C’est un formidable outil de sensibilisation, car dans la structuration même du questionnaire, au travers des différentes situations abordées, et donc dans la présentation qui va être faite des résultats, il permet de mettre en lumière la mécanique du sexisme, le continuum qui existe entre la bonne grosse blague sur les blondes, la familiarité, les stéréotypes de genre et la discrimination le plus souvent inconsciente qui va s’exercer à l’égard des femmes au sein de l’entreprise. C’est un puissant levier pour agir, car il permet d’objectiver une réalité dont le dévoilement, non seulement ne fait pas nécessairement consensus mais peut parfois se heurter à quelques résistances, voire à une certaine forme de déni.
Il permet de donner à voir avec la force d’un chiffre, d’un %, quelle est la réalité du sexisme ordinaire au sein de l’entreprise et en cela il permet de faire prendre conscience d’une situation et de la nécessité d’agir. Il permet ainsi de dépasser le ressenti de chacun en matérialisant une réalité qui ainsi devient tangible et incontestable.
Existe-t-il des points d’attention lorsqu’une comparaison femme-homme est effectuée dans l’analyse de données d’enquête d’opinion comme ce baromètre ?
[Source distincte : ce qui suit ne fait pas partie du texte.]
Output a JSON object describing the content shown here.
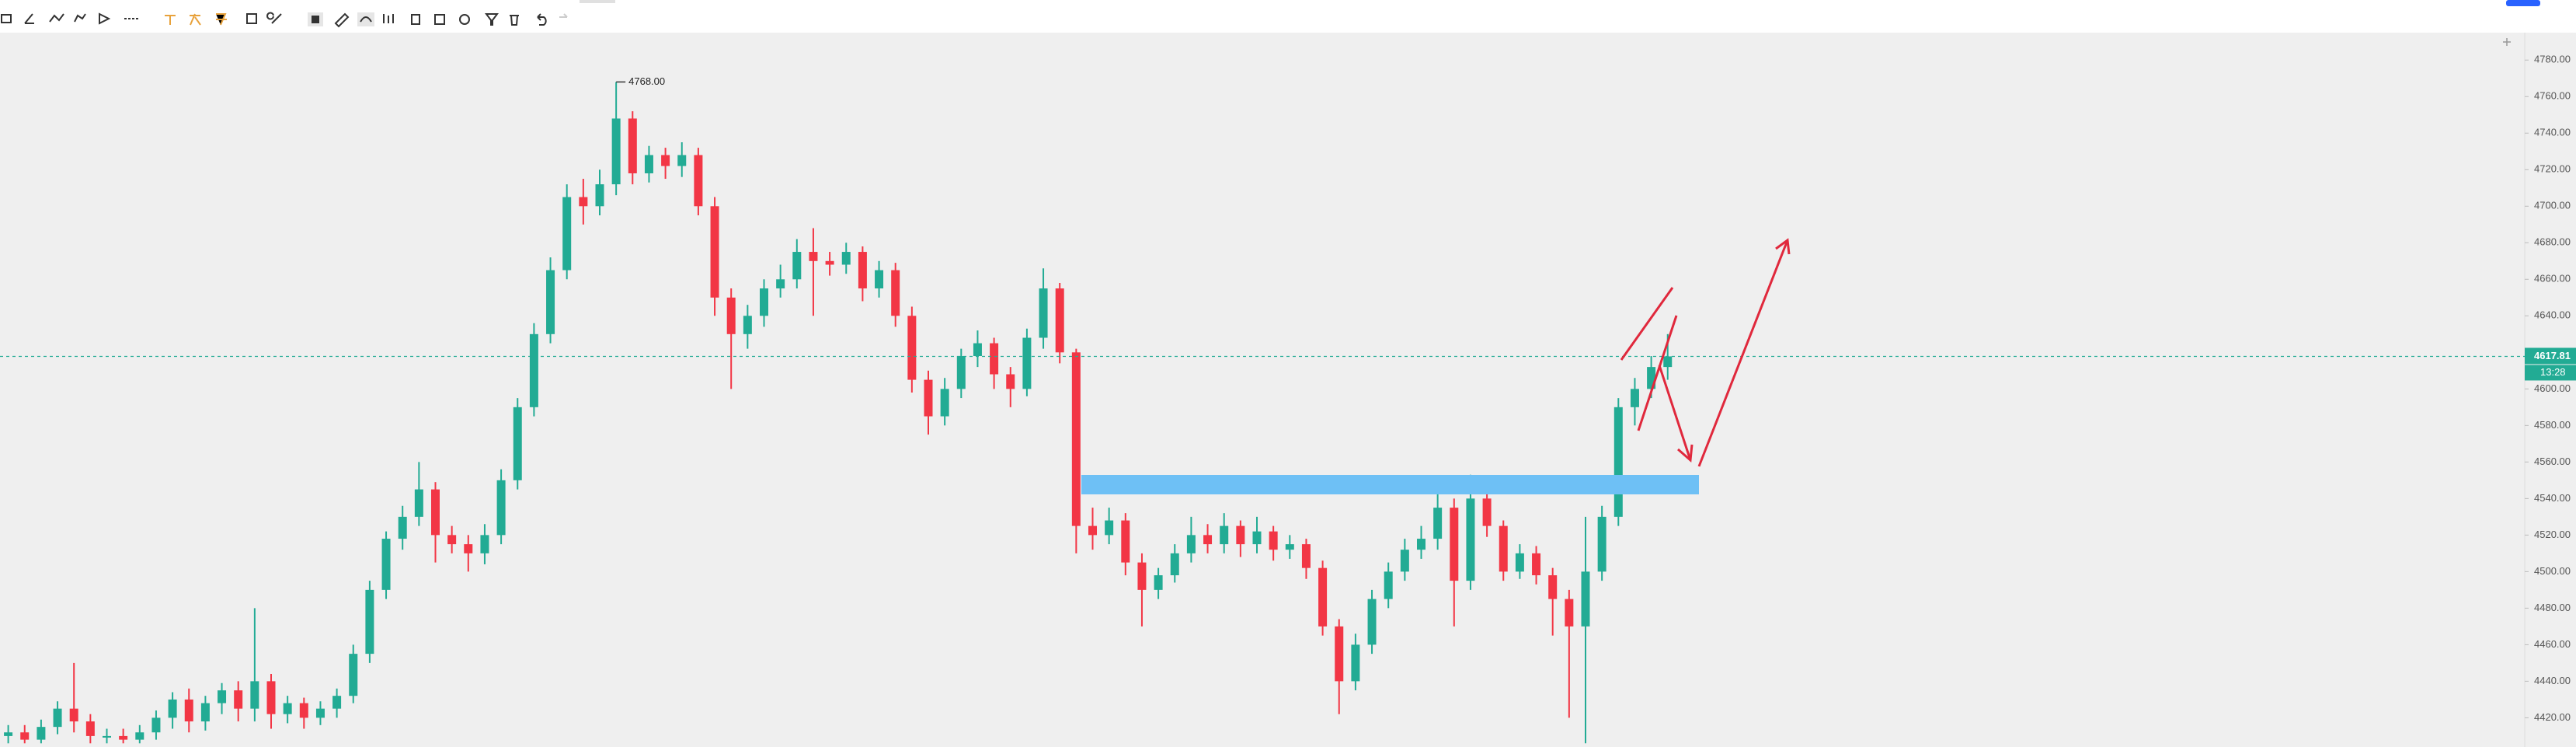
{
  "chart_data": {
    "type": "candlestick",
    "up_color": "#22ab94",
    "down_color": "#f23645",
    "ylim": [
      4404,
      4795
    ],
    "yticks": [
      {
        "value": 4420,
        "label": "4420.00"
      },
      {
        "value": 4440,
        "label": "4440.00"
      },
      {
        "value": 4460,
        "label": "4460.00"
      },
      {
        "value": 4480,
        "label": "4480.00"
      },
      {
        "value": 4500,
        "label": "4500.00"
      },
      {
        "value": 4520,
        "label": "4520.00"
      },
      {
        "value": 4540,
        "label": "4540.00"
      },
      {
        "value": 4560,
        "label": "4560.00"
      },
      {
        "value": 4580,
        "label": "4580.00"
      },
      {
        "value": 4600,
        "label": "4600.00"
      },
      {
        "value": 4620,
        "label": "4620.00"
      },
      {
        "value": 4640,
        "label": "4640.00"
      },
      {
        "value": 4660,
        "label": "4660.00"
      },
      {
        "value": 4680,
        "label": "4680.00"
      },
      {
        "value": 4700,
        "label": "4700.00"
      },
      {
        "value": 4720,
        "label": "4720.00"
      },
      {
        "value": 4740,
        "label": "4740.00"
      },
      {
        "value": 4760,
        "label": "4760.00"
      },
      {
        "value": 4780,
        "label": "4780.00"
      }
    ],
    "open": [
      4410,
      4412,
      4408,
      4415,
      4425,
      4418,
      4410,
      4410,
      4408,
      4412,
      4420,
      4430,
      4418,
      4428,
      4435,
      4425,
      4440,
      4422,
      4428,
      4420,
      4425,
      4432,
      4455,
      4490,
      4518,
      4530,
      4545,
      4520,
      4515,
      4510,
      4520,
      4550,
      4590,
      4630,
      4665,
      4705,
      4700,
      4712,
      4748,
      4718,
      4728,
      4722,
      4728,
      4700,
      4650,
      4630,
      4640,
      4655,
      4660,
      4675,
      4670,
      4668,
      4675,
      4655,
      4665,
      4640,
      4605,
      4585,
      4600,
      4618,
      4625,
      4608,
      4600,
      4628,
      4655,
      4620,
      4525,
      4520,
      4528,
      4505,
      4490,
      4498,
      4510,
      4520,
      4515,
      4525,
      4515,
      4522,
      4512,
      4515,
      4502,
      4470,
      4440,
      4460,
      4485,
      4500,
      4512,
      4518,
      4535,
      4495,
      4540,
      4525,
      4500,
      4510,
      4498,
      4485,
      4470,
      4500,
      4530,
      4590,
      4600,
      4612
    ],
    "high": [
      4416,
      4416,
      4419,
      4429,
      4450,
      4422,
      4414,
      4414,
      4416,
      4424,
      4434,
      4436,
      4432,
      4439,
      4440,
      4480,
      4444,
      4432,
      4431,
      4429,
      4436,
      4460,
      4495,
      4522,
      4536,
      4560,
      4549,
      4525,
      4520,
      4526,
      4556,
      4595,
      4636,
      4672,
      4712,
      4715,
      4720,
      4768,
      4752,
      4733,
      4732,
      4735,
      4732,
      4705,
      4655,
      4646,
      4660,
      4668,
      4682,
      4688,
      4675,
      4680,
      4678,
      4670,
      4669,
      4645,
      4610,
      4606,
      4622,
      4632,
      4628,
      4612,
      4633,
      4666,
      4658,
      4622,
      4535,
      4535,
      4532,
      4510,
      4502,
      4515,
      4530,
      4526,
      4532,
      4528,
      4530,
      4525,
      4520,
      4518,
      4506,
      4474,
      4466,
      4490,
      4505,
      4518,
      4525,
      4550,
      4540,
      4553,
      4545,
      4528,
      4515,
      4514,
      4502,
      4490,
      4530,
      4536,
      4595,
      4606,
      4618,
      4630
    ],
    "low": [
      4406,
      4406,
      4406,
      4411,
      4412,
      4406,
      4406,
      4406,
      4406,
      4408,
      4414,
      4412,
      4413,
      4422,
      4418,
      4418,
      4414,
      4417,
      4414,
      4416,
      4420,
      4428,
      4450,
      4485,
      4512,
      4525,
      4505,
      4510,
      4500,
      4504,
      4515,
      4545,
      4585,
      4625,
      4660,
      4690,
      4695,
      4706,
      4712,
      4713,
      4715,
      4716,
      4695,
      4640,
      4600,
      4622,
      4634,
      4650,
      4655,
      4640,
      4662,
      4663,
      4648,
      4650,
      4634,
      4598,
      4575,
      4580,
      4595,
      4612,
      4600,
      4590,
      4596,
      4622,
      4614,
      4510,
      4512,
      4515,
      4498,
      4470,
      4485,
      4494,
      4505,
      4510,
      4510,
      4508,
      4510,
      4506,
      4507,
      4496,
      4465,
      4422,
      4435,
      4455,
      4480,
      4495,
      4507,
      4512,
      4470,
      4490,
      4519,
      4495,
      4496,
      4493,
      4465,
      4420,
      4406,
      4495,
      4525,
      4580,
      4595,
      4605
    ],
    "close": [
      4412,
      4408,
      4415,
      4425,
      4418,
      4410,
      4410,
      4408,
      4412,
      4420,
      4430,
      4418,
      4428,
      4435,
      4425,
      4440,
      4422,
      4428,
      4420,
      4425,
      4432,
      4455,
      4490,
      4518,
      4530,
      4545,
      4520,
      4515,
      4510,
      4520,
      4550,
      4590,
      4630,
      4665,
      4705,
      4700,
      4712,
      4748,
      4718,
      4728,
      4722,
      4728,
      4700,
      4650,
      4630,
      4640,
      4655,
      4660,
      4675,
      4670,
      4668,
      4675,
      4655,
      4665,
      4640,
      4605,
      4585,
      4600,
      4618,
      4625,
      4608,
      4600,
      4628,
      4655,
      4620,
      4525,
      4520,
      4528,
      4505,
      4490,
      4498,
      4510,
      4520,
      4515,
      4525,
      4515,
      4522,
      4512,
      4515,
      4502,
      4470,
      4440,
      4460,
      4485,
      4500,
      4512,
      4518,
      4535,
      4495,
      4540,
      4525,
      4500,
      4510,
      4498,
      4485,
      4470,
      4500,
      4530,
      4590,
      4600,
      4612,
      4617.81
    ],
    "high_annotation": "4768.00",
    "countdown": "13:28"
  }
}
Cette enquête donne à voir les réponses des femmes et des hommes en miroir, un dispositif qui met naturellement l’accent sur les éventuelles différences. Et c’est un fait, les écarts de perception femmes-hommes sont nombreux et importants (de 20 à 30 points) en ce qui concerne la réalité du sexisme en entreprise et ses manifestations. Des différences d’appréciation qu’il convient d’analyser au regard du vécu de chacune et chacun. Les hommes ne sont pas les cibles directes du sexisme, ils peuvent en être témoins, voire acteurs parfois, mais cela ne renvoie pas à une expérience intime. On le voit dans les résultats de l’enquête, le fait que ce ne soit pas une expérience partagée par les femmes et les hommes a des conséquences sur l’évaluation de la situation. Ainsi les hommes sont nettement moins nombreux que les femmes à penser que les inégalités professionnelles et le sexisme dit ordinaire existent en entreprise. Ce qui n’est pas sans conséquence sur les actions que les entreprises sont amenées à mettre en œuvre pour lutter contre le sexisme et en corriger les effets. Si les hommes sont moins convaincus de la réalité du sexisme, ils seront alors également moins convaincus de la nécessité d’agir et du bien-fondé des politiques déployées par leur employeur. En mettant en évidence ces écarts de diagnostic, l’enquête démontre que la pédagogie, la sensibilisation, la formation et le rappel des inégalités restent des éléments tout à fait essentiels dans le déploiement des politiques.
Par ailleurs, il ne faudrait pas que ces écarts, souvent très remarqués et commentés lors des présentations des résultats du baromètre, occultent l’enseignement majeur de cette enquête, en focalisant l’attention sur les réponses des hommes – qui soit dit en passant ont l’habitude d’être au centre. Le fait marquant, c’est l’unanimité des femmes quant à la réalité du sexisme en entreprise, quels que soient leur âge, leur statut, leur secteur d’activité. Il y a un bien un vécu commun à toutes ces femmes, qui transcende les clivages, une expérience objective et partagée du sexisme en entreprise qui nourrit un très large consensus sur la réalité du phénomène. Et si le mouvement #metoo n’a n’a pas mis un terme aux comportements et agissements sexistes, il a en exacerbé la conscience et créé de ce fait des attentes d’autant plus grandes à l’égard des entreprises, pour qu’elles agissent face à des situations qui sont de moins en moins perçues par les femmes comme acceptables.